¿México con J?

Por: Oscar Vázquez Chávez @OscarVazquezCh

En política es importante aprender a distinguir entre la diversidad de posiciones que implica la derecha ideológica, y aunque coincido con Arnaldo Córdova cuando dijo “No tengo riñón para estar en el centro y menos en la derecha…”, con los años participando en política y un mínimo conocimiento de nuestra historia pienso que suelo reconocer a la derecha por sus hechos y discursos.

En recientes días arribó a México Isabel Díaz Ayuso, Presidenta de la Comunidad de Madrid, integrante de la corriente más retardataria del Partido Popular español, fue invitada y arropada por el PAN y por Alessandra Rojo de la Vega, Alcaldesa en Cuauhtémoc. La pertinencia que podría haber tenido su visita se esfumó cuando su agenda se ocupó de la defensa del viejo discurso racista y colonialista que trata de reivindicar a Hernán Cortés como un “pro hombre”, casi “originario de la mexicanidad”, y que retoma el papel que tuvo  Malintzi en aquellos momentos iniciales de la invasión española, que si bien es cierto ha sido discutido de nuevo recientemente, el abordaje que hacen imagina lo que han llamado “el encuentro de dos mundos” como un momento amable y épico que olvida el origen y actitud del conquistador Cortés y sus voraces acompañantes.

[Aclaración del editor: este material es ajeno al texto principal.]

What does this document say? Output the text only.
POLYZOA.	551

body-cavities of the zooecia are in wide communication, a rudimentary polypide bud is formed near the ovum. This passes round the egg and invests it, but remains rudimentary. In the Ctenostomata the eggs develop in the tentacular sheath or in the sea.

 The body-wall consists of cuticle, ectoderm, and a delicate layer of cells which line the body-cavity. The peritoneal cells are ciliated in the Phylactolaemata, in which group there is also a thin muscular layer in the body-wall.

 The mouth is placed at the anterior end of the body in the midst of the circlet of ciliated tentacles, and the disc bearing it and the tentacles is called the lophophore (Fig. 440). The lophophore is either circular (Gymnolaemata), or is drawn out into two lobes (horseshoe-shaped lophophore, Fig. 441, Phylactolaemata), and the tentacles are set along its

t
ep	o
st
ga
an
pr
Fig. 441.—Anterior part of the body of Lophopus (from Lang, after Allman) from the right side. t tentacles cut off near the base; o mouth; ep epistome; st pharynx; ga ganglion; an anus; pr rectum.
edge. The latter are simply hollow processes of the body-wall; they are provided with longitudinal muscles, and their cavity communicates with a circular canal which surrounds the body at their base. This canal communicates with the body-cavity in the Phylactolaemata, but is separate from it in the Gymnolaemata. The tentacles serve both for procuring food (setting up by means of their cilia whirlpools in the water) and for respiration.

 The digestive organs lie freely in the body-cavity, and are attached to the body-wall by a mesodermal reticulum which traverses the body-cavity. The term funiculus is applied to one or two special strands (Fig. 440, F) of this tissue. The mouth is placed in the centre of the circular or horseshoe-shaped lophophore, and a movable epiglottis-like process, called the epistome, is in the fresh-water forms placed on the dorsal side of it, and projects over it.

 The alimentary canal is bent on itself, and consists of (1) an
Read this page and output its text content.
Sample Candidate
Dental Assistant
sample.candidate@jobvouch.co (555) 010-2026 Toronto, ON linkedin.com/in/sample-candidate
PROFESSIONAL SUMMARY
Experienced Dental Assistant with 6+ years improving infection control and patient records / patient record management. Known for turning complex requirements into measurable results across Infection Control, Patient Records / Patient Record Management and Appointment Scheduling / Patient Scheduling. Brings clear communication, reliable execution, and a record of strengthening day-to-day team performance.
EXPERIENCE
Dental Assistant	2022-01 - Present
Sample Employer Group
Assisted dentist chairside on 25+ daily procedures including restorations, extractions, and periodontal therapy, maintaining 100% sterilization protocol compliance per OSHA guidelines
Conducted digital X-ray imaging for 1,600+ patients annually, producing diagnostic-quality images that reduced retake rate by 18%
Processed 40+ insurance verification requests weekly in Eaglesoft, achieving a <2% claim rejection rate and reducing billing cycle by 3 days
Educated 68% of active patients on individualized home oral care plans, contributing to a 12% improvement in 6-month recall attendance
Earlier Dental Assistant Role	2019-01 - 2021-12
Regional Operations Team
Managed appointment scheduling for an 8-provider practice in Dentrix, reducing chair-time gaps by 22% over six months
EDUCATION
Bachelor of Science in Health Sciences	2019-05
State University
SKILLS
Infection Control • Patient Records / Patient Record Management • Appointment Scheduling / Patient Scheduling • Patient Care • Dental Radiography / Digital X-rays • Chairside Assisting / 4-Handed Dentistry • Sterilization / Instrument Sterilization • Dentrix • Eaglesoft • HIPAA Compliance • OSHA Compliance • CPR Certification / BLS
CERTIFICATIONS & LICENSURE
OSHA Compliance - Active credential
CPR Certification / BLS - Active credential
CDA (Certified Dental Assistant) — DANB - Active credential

Pero detengámonos un momento en algunas preguntas que resultan necesarias ¿Por qué Rojo de la Vega recibe a Díaz Ayuso? ¿Qué hace una alcaldesa atendiendo dicha agenda conservadora? ¿De qué manera beneficia dicha relación a Cuauhtémoc? La titular de Cuauhtémoc se ha parapetado en la pose facilona diciendo que “no soy de derecha ni de izquierda” pero su posicionamiento junto a Ayuso le vincula con la posición en contra de la interrupción legal del embarazo, contraria también a la construcción de la justicia social e incluso en contra del ejercicio efectivo de los derechos laborales.

La visita de Díaz Ayuso continúa describiendo el conservadurismo que Rojo de la Vega trata de esconder con una pañoleta morada en el puño, pretender que la reivindicación de un conquistador, colonialista, responsable de masacres y saqueos, le sume en su supuesto “progresismo” es ingenuo o perverso, la verdad es que se engaña a sí misma porque el desgaste de su gobierno que se identifica en el territorio demuestra que muchas y muchos vecinos ya se cansaron de un gobierno de simulación.

Y como la derecha más conservadora suele hacer, Díaz Ayuso y sus asesores de comunicación política decidieron provocar faltándonos al respeto con la insistencia de escribir el nombre de nuestro país con J, se atrevió a decir que así se debería de escribir incluso en comunicaciones oficiales. El atrevimiento de visitar un lugar y decirles a sus habitantes cómo deben llamarle o escribir su nombre es suficiente grosería para reconocer a esa derecha virulenta, que viste de traje muy elegante y caro pero que se comporta pendenciera y altanera.

Rojo de la Vega y Díaz Ayuso buscaron “jalarse” mutuamente a la agenda mediática, mientras el acceso a la vivienda para las y los madrileños es cada vez más dificultoso y los servicios urbanos y la recolección de basura siguen abandonados en la Cuauhtémoc, ¿intercambio cultural? ¿convenios comerciales? ¿intercambio de soluciones urbanas? Nada de eso, la agenda de las derechistas es la suya, no la de las necesidades de sus gobernadxs, lo que les quita el sueño es el siguiente puesto que anhelan ocupar, el siguiente negocio que quieren hacer a costillas de la ciudadanía.

México se escribe y se seguirá escribiendo con X, Díaz Ayuso y sus alegatos pseudo letrados están anquilosados y serán rechazados mientras mantenga la actitud colonial y paternalista de tratar de decirnos qué hacer y qué pensar, las diversas manifestaciones en su contra y la precipitada cancelación de actividades de su gira demuestran nuevamente que el proyecto conservador tiene cada día más rechazo en la mayor parte de la población.